I'm redirected here to provide a critical review of Glicko and its misuse through GXE in Smogon.
Rating systems are fundamental to competitive gaming, helping match players of similar skill and track improvement over time. The Glicko rating system, developed by Mark Glickman, improves upon the Elo system by introducing a measure of rating reliability. Serious competitive electronic games such as Dota2 and League have adopted it or similar systems to matchmake players. Here in smogon however, we instead use a derived approximation called GXE by X-Act (
original post here). My goal is to show how Glicko by itself is suitable for ladder tiering, tournament seeding, and how GXE is ultimately harmful in any serious use.
On Glicko
As mentioned in the OP, the Glicko system uses two primary numbers to track player skill: Rating (R) and Rating Deviation (RD). The rating, typically starting at 1500, represents the estimated skill level. The Rating Deviation, usually starting at 350 (but for smogon we may be using 130), indicates the uncertainty in this estimate. This two-number approach is crucial because it tells us not just how good we think a player is, but how confident we are in that assessment.

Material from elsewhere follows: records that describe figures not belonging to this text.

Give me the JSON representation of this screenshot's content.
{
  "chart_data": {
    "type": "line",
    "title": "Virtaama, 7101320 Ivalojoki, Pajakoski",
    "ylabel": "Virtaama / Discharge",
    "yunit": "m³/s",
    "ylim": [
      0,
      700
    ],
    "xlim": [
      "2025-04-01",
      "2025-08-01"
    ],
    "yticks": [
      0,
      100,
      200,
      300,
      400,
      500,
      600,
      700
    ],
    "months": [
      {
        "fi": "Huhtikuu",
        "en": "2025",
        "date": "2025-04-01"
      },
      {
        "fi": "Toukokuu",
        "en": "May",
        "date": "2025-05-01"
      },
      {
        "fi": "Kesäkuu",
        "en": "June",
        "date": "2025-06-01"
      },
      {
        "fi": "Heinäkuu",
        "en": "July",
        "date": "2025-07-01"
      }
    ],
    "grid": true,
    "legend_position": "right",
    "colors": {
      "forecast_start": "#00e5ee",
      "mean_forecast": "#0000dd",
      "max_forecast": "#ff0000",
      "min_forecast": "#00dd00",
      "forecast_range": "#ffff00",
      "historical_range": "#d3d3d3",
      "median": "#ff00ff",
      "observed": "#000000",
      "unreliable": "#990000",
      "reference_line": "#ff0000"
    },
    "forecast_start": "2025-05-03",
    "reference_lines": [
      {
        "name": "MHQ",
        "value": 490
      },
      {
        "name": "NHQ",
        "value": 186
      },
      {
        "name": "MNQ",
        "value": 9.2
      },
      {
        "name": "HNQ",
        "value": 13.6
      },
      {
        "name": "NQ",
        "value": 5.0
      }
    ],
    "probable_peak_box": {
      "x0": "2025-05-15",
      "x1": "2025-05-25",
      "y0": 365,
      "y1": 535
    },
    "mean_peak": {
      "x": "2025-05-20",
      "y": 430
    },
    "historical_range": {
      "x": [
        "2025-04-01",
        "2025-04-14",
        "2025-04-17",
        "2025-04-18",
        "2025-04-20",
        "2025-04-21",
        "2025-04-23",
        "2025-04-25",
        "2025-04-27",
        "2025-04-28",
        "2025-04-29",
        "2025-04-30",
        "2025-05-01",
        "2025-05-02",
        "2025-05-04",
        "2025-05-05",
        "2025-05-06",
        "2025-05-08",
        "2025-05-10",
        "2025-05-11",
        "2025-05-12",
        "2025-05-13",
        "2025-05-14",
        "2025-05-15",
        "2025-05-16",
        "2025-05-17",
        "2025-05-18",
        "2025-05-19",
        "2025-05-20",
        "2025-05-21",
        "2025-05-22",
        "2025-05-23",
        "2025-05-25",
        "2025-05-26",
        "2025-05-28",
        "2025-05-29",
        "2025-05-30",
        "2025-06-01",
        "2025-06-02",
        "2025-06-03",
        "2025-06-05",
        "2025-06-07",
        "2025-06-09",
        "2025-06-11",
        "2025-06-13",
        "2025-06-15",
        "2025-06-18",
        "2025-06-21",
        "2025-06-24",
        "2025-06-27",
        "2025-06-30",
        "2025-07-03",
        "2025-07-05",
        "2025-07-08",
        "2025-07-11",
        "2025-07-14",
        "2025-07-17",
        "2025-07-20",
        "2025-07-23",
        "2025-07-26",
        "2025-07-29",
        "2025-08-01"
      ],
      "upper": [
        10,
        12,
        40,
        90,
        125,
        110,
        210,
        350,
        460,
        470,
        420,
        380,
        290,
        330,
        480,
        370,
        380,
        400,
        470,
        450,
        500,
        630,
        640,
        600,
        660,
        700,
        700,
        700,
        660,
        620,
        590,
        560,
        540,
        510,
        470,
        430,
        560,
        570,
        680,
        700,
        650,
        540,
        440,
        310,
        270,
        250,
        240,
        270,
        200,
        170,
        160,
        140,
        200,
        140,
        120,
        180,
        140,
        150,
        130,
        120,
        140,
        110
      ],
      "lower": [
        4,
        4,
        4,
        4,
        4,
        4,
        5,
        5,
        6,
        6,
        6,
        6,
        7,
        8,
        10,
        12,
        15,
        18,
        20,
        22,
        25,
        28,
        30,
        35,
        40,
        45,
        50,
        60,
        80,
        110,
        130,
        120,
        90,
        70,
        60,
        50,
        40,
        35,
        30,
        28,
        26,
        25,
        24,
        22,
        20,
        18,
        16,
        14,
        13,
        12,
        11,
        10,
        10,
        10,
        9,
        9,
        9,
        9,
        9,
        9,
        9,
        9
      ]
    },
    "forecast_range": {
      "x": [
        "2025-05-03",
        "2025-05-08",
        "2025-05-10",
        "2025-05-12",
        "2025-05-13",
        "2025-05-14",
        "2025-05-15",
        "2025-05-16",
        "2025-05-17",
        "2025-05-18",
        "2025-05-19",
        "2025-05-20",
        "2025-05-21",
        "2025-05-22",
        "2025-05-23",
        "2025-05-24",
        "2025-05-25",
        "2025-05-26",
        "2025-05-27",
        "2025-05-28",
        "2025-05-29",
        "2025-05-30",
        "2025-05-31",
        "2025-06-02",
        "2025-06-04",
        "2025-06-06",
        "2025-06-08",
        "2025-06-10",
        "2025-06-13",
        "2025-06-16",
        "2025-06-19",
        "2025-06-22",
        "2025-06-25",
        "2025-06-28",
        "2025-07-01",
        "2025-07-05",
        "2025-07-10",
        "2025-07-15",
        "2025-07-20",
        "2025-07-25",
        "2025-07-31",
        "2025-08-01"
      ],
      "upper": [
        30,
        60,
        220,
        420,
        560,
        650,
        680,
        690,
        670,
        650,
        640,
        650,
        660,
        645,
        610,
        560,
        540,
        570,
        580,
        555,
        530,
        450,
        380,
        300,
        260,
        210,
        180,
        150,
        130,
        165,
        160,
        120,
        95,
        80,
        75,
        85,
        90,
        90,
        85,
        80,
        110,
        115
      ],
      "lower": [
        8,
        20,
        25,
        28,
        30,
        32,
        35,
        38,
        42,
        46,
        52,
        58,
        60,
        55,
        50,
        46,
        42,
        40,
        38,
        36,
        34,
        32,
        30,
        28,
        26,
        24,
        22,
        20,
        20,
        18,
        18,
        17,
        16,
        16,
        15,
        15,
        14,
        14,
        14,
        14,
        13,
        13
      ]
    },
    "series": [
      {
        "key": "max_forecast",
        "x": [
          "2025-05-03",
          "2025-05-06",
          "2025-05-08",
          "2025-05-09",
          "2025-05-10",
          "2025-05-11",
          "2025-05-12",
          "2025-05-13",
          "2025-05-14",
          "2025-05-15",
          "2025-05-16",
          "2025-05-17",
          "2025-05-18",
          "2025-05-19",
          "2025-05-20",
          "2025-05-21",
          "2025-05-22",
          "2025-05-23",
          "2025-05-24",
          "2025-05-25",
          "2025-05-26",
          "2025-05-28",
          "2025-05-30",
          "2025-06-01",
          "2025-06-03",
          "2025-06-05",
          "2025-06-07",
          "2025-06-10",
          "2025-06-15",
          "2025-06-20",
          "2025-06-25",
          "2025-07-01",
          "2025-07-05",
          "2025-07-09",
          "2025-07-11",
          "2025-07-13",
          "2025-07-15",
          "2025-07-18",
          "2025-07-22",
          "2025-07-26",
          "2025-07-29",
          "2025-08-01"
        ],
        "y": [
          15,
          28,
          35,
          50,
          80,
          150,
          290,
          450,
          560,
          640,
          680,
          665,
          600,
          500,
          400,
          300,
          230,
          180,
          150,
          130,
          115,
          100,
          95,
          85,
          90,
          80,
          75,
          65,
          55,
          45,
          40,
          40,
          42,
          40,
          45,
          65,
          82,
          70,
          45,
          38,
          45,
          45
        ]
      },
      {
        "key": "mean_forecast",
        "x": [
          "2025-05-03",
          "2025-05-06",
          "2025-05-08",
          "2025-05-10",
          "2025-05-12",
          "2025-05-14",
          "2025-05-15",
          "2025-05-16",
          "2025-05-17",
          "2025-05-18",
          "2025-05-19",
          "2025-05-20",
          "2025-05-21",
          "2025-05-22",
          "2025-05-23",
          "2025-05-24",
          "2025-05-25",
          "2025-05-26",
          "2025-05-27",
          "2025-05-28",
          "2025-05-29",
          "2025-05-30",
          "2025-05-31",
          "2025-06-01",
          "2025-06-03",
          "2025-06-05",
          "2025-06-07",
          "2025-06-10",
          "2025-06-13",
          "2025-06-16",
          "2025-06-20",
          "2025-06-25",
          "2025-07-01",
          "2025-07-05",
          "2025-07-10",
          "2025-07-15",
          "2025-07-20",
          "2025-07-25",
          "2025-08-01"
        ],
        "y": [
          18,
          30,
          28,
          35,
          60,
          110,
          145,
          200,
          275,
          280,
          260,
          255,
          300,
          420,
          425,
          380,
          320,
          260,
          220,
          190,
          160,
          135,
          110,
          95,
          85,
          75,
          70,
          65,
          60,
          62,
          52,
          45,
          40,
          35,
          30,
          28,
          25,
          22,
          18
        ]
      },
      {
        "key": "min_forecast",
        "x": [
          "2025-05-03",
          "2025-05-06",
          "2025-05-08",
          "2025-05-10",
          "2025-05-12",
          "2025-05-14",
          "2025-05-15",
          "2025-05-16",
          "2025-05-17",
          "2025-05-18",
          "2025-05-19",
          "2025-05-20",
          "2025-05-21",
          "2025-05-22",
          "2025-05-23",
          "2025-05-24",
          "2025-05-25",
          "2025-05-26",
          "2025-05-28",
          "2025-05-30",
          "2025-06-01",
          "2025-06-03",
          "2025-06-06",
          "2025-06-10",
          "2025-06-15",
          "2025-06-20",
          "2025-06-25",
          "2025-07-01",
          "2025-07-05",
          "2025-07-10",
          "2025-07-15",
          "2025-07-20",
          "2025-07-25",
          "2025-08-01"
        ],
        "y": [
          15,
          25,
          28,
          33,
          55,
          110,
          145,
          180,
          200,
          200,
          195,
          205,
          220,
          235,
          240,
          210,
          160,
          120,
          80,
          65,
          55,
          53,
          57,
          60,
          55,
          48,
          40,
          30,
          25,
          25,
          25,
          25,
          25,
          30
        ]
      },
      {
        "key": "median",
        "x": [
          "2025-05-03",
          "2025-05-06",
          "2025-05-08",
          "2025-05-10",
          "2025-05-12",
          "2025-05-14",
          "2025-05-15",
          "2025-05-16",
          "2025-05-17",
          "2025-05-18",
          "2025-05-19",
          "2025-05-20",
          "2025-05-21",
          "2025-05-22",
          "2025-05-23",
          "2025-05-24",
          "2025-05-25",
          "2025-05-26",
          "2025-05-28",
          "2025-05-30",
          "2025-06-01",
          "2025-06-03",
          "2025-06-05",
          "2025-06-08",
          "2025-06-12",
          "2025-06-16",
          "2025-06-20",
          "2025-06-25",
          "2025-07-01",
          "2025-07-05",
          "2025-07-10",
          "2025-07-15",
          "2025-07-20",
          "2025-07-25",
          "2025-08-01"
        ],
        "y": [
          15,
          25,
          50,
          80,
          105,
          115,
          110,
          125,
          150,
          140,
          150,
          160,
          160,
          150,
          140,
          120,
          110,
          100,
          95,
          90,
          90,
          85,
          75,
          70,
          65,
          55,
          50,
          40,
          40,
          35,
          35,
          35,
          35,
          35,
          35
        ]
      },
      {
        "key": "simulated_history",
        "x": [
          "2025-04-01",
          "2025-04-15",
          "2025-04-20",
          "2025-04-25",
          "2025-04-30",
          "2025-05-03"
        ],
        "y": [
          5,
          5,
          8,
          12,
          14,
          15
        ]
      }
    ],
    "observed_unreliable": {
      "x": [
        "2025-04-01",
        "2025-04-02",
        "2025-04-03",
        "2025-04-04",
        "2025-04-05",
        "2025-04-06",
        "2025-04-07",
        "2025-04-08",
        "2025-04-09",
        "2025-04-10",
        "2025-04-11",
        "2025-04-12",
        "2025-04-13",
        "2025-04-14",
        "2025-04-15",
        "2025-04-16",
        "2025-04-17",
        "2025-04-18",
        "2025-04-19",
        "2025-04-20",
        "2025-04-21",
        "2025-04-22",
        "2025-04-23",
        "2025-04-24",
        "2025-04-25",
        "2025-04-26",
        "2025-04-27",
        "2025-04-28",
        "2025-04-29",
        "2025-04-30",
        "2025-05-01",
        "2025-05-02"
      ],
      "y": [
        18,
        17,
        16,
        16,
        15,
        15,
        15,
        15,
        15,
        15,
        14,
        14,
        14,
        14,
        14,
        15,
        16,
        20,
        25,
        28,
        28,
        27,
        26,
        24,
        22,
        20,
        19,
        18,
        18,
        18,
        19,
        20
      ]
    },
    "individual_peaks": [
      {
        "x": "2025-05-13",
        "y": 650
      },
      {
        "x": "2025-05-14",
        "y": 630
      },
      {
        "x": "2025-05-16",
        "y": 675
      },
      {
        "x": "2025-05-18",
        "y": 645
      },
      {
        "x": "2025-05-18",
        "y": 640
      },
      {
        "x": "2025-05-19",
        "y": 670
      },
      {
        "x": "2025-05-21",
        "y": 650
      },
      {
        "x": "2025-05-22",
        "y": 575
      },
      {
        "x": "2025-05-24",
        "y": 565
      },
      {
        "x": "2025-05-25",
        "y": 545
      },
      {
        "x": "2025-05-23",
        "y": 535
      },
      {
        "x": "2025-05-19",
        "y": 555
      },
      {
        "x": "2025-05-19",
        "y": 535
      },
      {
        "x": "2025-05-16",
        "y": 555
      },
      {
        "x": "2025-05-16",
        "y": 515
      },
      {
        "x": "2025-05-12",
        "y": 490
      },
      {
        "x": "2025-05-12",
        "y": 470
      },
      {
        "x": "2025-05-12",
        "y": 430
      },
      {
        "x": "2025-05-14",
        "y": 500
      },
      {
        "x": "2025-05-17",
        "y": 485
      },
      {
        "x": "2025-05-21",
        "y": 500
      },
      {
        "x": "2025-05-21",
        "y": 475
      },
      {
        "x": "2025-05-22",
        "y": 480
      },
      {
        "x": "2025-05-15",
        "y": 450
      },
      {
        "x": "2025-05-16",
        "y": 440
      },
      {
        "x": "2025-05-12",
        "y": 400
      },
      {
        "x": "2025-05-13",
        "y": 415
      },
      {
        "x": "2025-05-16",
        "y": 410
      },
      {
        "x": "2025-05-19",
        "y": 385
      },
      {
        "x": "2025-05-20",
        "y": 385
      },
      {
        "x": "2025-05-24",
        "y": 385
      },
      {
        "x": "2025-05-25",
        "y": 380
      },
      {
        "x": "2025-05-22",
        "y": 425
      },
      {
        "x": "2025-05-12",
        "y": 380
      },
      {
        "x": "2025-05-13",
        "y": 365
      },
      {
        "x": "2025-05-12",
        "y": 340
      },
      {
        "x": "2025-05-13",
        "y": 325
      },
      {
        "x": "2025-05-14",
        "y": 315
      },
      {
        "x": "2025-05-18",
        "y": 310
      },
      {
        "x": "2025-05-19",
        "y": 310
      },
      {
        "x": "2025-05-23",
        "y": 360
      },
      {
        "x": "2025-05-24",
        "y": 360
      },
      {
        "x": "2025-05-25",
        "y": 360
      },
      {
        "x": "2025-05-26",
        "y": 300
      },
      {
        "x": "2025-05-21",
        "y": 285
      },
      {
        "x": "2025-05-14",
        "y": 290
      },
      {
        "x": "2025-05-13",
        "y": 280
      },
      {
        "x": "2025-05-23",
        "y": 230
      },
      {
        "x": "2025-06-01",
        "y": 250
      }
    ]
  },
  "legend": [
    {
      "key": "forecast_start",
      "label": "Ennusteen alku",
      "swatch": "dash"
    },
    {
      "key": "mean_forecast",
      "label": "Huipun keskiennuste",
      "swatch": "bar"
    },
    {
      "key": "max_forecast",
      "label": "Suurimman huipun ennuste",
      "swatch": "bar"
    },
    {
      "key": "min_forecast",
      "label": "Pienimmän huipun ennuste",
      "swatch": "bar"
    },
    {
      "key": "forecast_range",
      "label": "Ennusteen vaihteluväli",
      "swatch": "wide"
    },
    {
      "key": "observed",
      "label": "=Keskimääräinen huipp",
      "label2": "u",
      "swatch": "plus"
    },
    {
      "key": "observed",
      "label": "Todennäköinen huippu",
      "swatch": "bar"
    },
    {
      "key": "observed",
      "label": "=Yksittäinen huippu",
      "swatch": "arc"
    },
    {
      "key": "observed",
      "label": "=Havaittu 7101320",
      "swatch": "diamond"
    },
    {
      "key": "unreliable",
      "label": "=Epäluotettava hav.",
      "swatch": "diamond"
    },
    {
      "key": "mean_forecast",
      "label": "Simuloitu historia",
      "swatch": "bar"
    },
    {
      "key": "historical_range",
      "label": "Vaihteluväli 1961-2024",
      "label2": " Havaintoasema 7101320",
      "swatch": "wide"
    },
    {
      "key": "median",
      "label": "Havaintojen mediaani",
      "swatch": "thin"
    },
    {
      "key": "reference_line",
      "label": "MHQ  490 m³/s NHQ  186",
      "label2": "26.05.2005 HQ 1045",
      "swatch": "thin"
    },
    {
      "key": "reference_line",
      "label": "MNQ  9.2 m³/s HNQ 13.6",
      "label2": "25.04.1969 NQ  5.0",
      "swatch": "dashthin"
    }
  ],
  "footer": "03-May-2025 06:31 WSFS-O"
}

Rating Deviation naturally evolves throughout a player's career. It decreases as players complete more games, increases during periods of inactivity, and responds to the variety of opponents faced. A player who regularly competes against diverse opponents will typically see their RD decrease more rapidly than one who faces the same opponents repeatedly.
Typical RD ranges for different player categories:
- New players: ~350
- Active players: 60-110
- Regular players: 30-80
- Very active/professional players: 20-40
On GLIXARE aka GXE
(
original post here) A formula called GLIXARE was proposed to convert Glicko ratings into a single number:
Code:
GLIXARE Rating = 0, if RD > 100
GLIXARE Rating = round(10000 / (1 + 10^(((1500 - R) * pi / sqrt(3 * ln(10)^2 * RD^2 + 2500 * (64 * pi^2 + 147 * ln(10)^2)))))) / 100, otherwise
GXE as an absolute number was proposed as a means to replace CREs as a definitive measure of the player's skill rating because it may be difficult to compare players. This is a fundamental misuse of Glicko-1, which is a statistical formula, to produce some absolute number to rank or tier players for example its use for ladder requirements in suspect tests.
The GLIXARE formula suffers from several fundamental problems. First, its RD threshold of 100 is unrealistically low. Most active players naturally have RD values above 100, meaning the formula would assign them a rating of zero. This creates artificial "dead zones" where ratings become meaningless and completely ignores valid skill information from newer players.
The mathematical structure of GLIXARE introduces additional concerns. Its unnecessarily complex scaling and non-linear RD effects create unpredictable rating changes. The formula misuses RD's statistical properties and rigidly centers everything around 1500, limiting its flexibility. These issues make it poorly suited for practical applications like tracking player progress, facilitating matchmaking and subsequently its usage as ladder reqs.
The inherent flaws is surfaced as dubious player behaviours shown in getting ladder reqs with GXE: starting multiple new alts to get that lucky streak (of which COIL was an attempt to mitigate this), and some excellent players spending too much time trying to get reqs because they were simply unlucky. This isn't sustainable and an unneeded waste of system resources and human effort.
Better Ways to Use Glicko for Smogon
Instead of forcing ratings into a single number, we should be using R and RD from Glicko, (with an optional minimum amount of games) instead.
To quote the typical RD ranges again:
- New players: ~350
- Active players: 60-110
- Regular players: 30-80
- Very active/professional players: 20-40
We can set ladder reqs to be say R >= 1700 rating with RD <= 100 to filter out for regular players, or for professional/tournament winner adjacent players to be R>=1800 and RD <=50. This would encourage participation among excellent players by using a more accurate range of values instead of the artificial number like GLIXARE which is a fundamental misunderstanding of how Glicko was meant to be a statistical formula instead of an absolute number. This change would also encourage players to just stick with the one account used for ladder reqs, because Glicko-1 is relatively fast to respond to rating changes.
---
While attempts to simplify Glicko into a single number like GLIXARE are understandable, they often sacrifice valuable information about rating uncertainty. Instead, embrace Glicko's two-number system and use confidence intervals for tiering players. This approach provides a more nuanced and accurate picture of player skill while accounting for the natural uncertainty in skill assessment.